Met de intrede van het nieuwe millennium veranderde onze digitale communicatie naar een gecentraliseerd systeem waarbij het bewaren en uitwisselen van informatie plaatsvindt op de servers en platformen van een handvol technologiebedrijven. Op zichzelf hoeft centralisatie geen probleem te zijn. Soms wil je als gebruiker gewoon de meest gemakkelijke en betrouwbare optie. De situatie verandert echter wanneer we niet meer kunnen kiezen welk platform we gebruiken, zoals in het geval van socialenetwerksites als Facebook.

De huidige marktleiders doen er alles aan om hun monopolie te behouden en de introductie van nieuwe platformen te verhinderen. Van netwerk veranderen is zo goed als onmogelijk aangezien we onze berichten, foto’s en contacten niet kunnen meenemen naar een ander platform. Niet alleen hebben we geen controle over onze eigen data, ook communicatie van het ene netwerk naar het andere is uitgesloten. Eigenlijk is dat oneerlijke concurrentie.

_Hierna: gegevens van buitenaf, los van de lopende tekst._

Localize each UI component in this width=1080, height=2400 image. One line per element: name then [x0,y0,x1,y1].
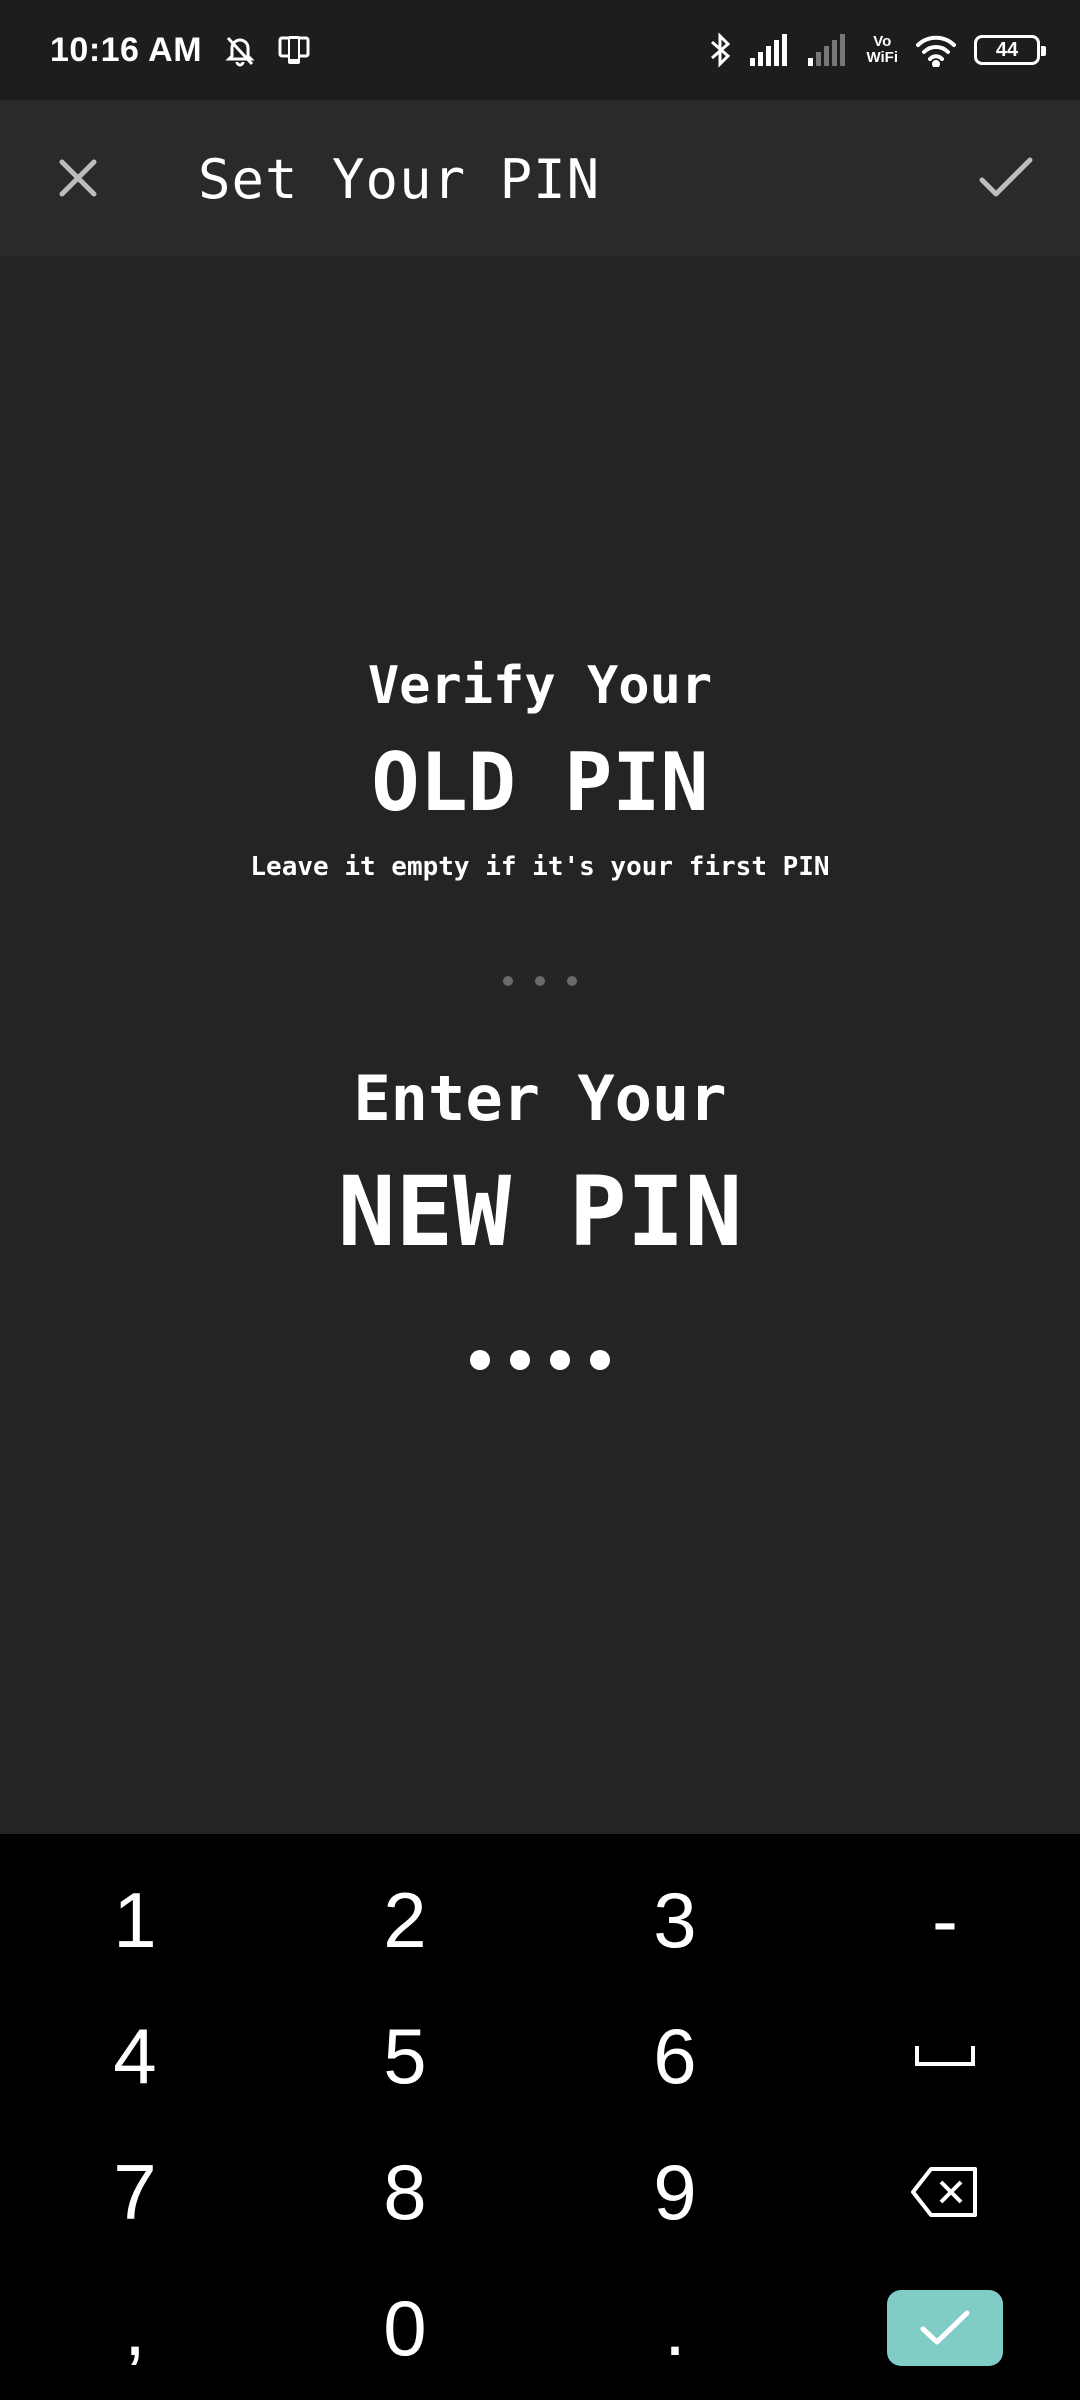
new-pin-field[interactable] [0,1350,1080,1370]
done-key[interactable] [810,2260,1080,2396]
bluetooth-icon [706,32,734,68]
signal-weak-icon [808,34,850,66]
status-time: 10:16 AM [50,30,203,69]
new-pin-entered-dot [590,1350,610,1370]
key-3[interactable]: 3 [540,1852,810,1988]
old-pin-heading: Verify Your [367,656,713,716]
status-left-icons [222,32,312,68]
wifi-icon [914,33,958,67]
status-bar: 10:16 AM Vo WiFi 44 [0,0,1080,100]
signal-icon [750,34,792,66]
vowifi-indicator: Vo WiFi [866,33,898,66]
app-bar: Set Your PIN [0,100,1080,256]
new-pin-entered-dot [470,1350,490,1370]
key-9[interactable]: 9 [540,2124,810,2260]
check-icon [919,2309,971,2347]
close-button[interactable] [40,140,116,216]
key-minus[interactable]: - [810,1852,1080,1988]
check-icon [978,156,1034,200]
battery-level: 44 [995,38,1019,61]
key-period[interactable]: . [540,2260,810,2396]
battery-icon: 44 [974,35,1046,65]
key-1[interactable]: 1 [0,1852,270,1988]
key-6[interactable]: 6 [540,1988,810,2124]
key-backspace[interactable] [810,2124,1080,2260]
key-7[interactable]: 7 [0,2124,270,2260]
old-pin-placeholder-dot [503,976,513,986]
page-title: Set Your PIN [198,148,601,211]
numeric-keypad: 1 2 3 - 4 5 6 7 8 9 , 0 . [0,1834,1080,2400]
key-space[interactable] [810,1988,1080,2124]
key-2[interactable]: 2 [270,1852,540,1988]
key-5[interactable]: 5 [270,1988,540,2124]
old-pin-placeholder-dot [567,976,577,986]
old-pin-placeholder-dot [535,976,545,986]
status-right-icons: Vo WiFi 44 [706,32,1046,68]
close-icon [56,156,100,200]
done-button [887,2290,1003,2366]
key-8[interactable]: 8 [270,2124,540,2260]
key-4[interactable]: 4 [0,1988,270,2124]
old-pin-hint: Leave it empty if it's your first PIN [250,852,830,882]
key-comma[interactable]: , [0,2260,270,2396]
new-pin-title: NEW PIN [337,1156,743,1268]
mute-icon [222,32,258,68]
backspace-icon [909,2165,981,2219]
space-icon [914,2044,976,2068]
new-pin-entered-dot [550,1350,570,1370]
new-pin-entered-dot [510,1350,530,1370]
old-pin-title: OLD PIN [371,736,709,829]
key-0[interactable]: 0 [270,2260,540,2396]
new-pin-heading: Enter Your [353,1062,727,1135]
confirm-button[interactable] [968,140,1044,216]
pin-content: Verify Your OLD PIN Leave it empty if it… [0,256,1080,1834]
old-pin-field[interactable] [0,976,1080,986]
device-icon [276,32,312,68]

Om die scheefgegroeide machtsverhouding recht te trekken, moeten we onze data terugeisen. Samen met internetpionier Tim Berners-Lee werk ik aan digitale datakluizen die het mogelijk zullen maken om onze gegevens op een veilige manier te bewaren en informatie te delen met contacten die niet op hetzelfde platform zitten. De kern van de zaak wordt uiteindelijk niet veroorzaakt door een enkel sociaal netwerk, maar door de hypercentralisatie van gegevens en gebruikers, en bijgevolg van macht. De eerste stap naar een oplossing is om elk individu de controle te geven over zijn of haar eigen gegevens, bijvoorbeeld door met persoonlijke datakluizen te werken.